When $\theta_1 = 1$ , we get a slope of $1$, which goes through every single data point in our model.

Conversely, when $\theta_1 = 0.5$, we see the vertical distance from our fit to the data points increase.

This increases our cost function to 0.58. Plotting several other points yields to the following graph:

Thus as a goal, we should try to minimize the cost function. In this case, $\theta_1 = 1$ is our global minimum.

Cost Function - Intuition II

A contour plot is a graph that contains many contour lines. A contour line of a two variable function as a constant value at all points of the same line. An example of such a graph is the one to the right below.

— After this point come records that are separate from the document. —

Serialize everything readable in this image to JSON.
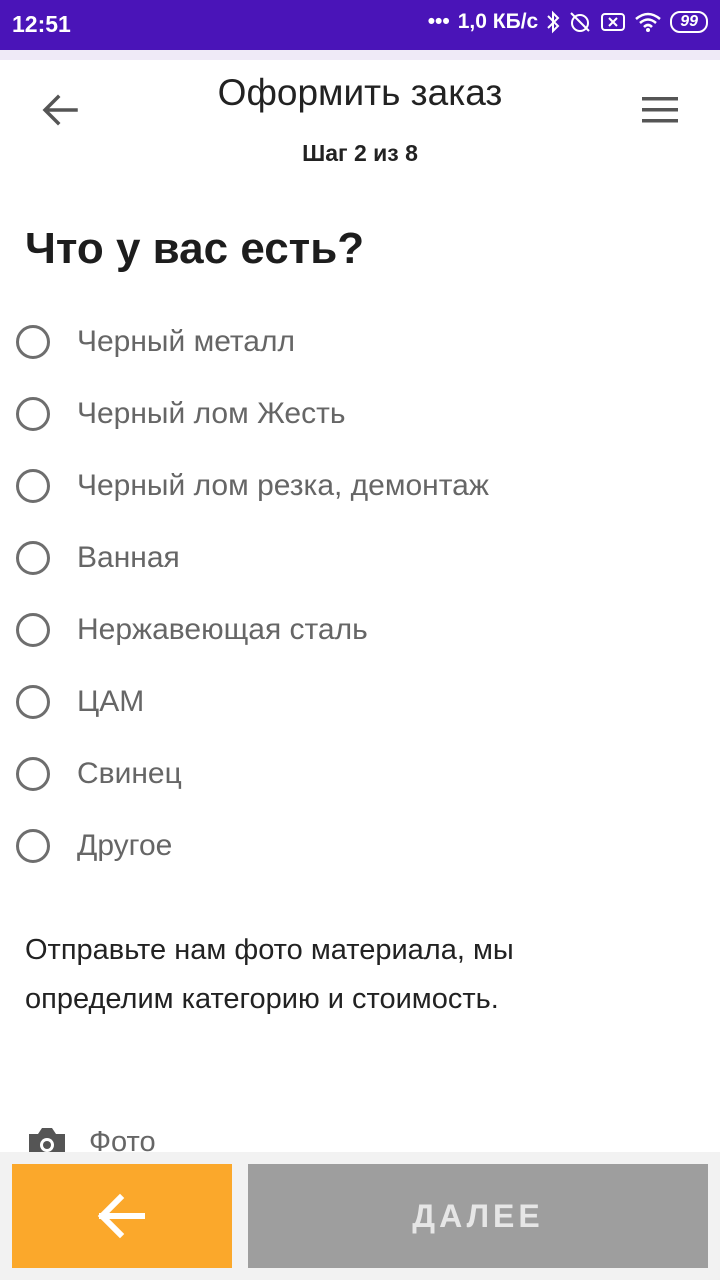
{
  "status_bar": {
    "time": "12:51",
    "network_speed": "1,0 КБ/с",
    "battery": "99",
    "icons": [
      "more-dots-icon",
      "bluetooth-icon",
      "alarm-off-icon",
      "sim-x-icon",
      "wifi-icon",
      "battery-icon"
    ]
  },
  "header": {
    "title": "Оформить заказ",
    "step": "Шаг 2 из 8",
    "back_icon": "arrow-left-icon",
    "menu_icon": "hamburger-menu-icon"
  },
  "question": "Что у вас есть?",
  "options": [
    {
      "label": "Черный металл",
      "selected": false
    },
    {
      "label": "Черный лом Жесть",
      "selected": false
    },
    {
      "label": "Черный лом резка, демонтаж",
      "selected": false
    },
    {
      "label": "Ванная",
      "selected": false
    },
    {
      "label": "Нержавеющая сталь",
      "selected": false
    },
    {
      "label": "ЦАМ",
      "selected": false
    },
    {
      "label": "Свинец",
      "selected": false
    },
    {
      "label": "Другое",
      "selected": false
    }
  ],
  "info": {
    "line1": "Отправьте нам фото материала, мы",
    "line2": "определим категорию и стоимость."
  },
  "photo": {
    "label": "Фото",
    "icon": "camera-icon"
  },
  "buttons": {
    "back_icon": "arrow-left-icon",
    "next_label": "ДАЛЕЕ"
  },
  "colors": {
    "status_bar": "#4a14b8",
    "back_button": "#fba82b",
    "next_button": "#9e9e9e"
  }
}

Taking any colour and going along the “circle”, one would expect to get the same value of the cost function. For example, the three green points found on the green line above have the same value for $J(\theta_0, \theta_1)$ and as a result, they are found along the same line. The circled $x$ displays the value of the cost function for the graph on the left when $\theta_0 = 800$ and $\theta_1 = -0.15$. Taking another $h(x)$ and plotting its contour plot, one gets the following graphs:

When $\theta_0 = 360$ and $\theta_1 = 0$, the value of $J(\theta_0, \theta_1)$ in the contour plot gets closer to the center thus reducing the cost function error. Now giving our hypothesis function a slightly positive slope results in a better fit of the data.

The graph above minimizes the cost function as much as possible and consequently, the result of $\theta_1$ and $\theta_0$ tend to be around $0.12$ and $250$ respectively. Plotting those values on our graph to the right seems to put our point in the center of the inner most “circle”.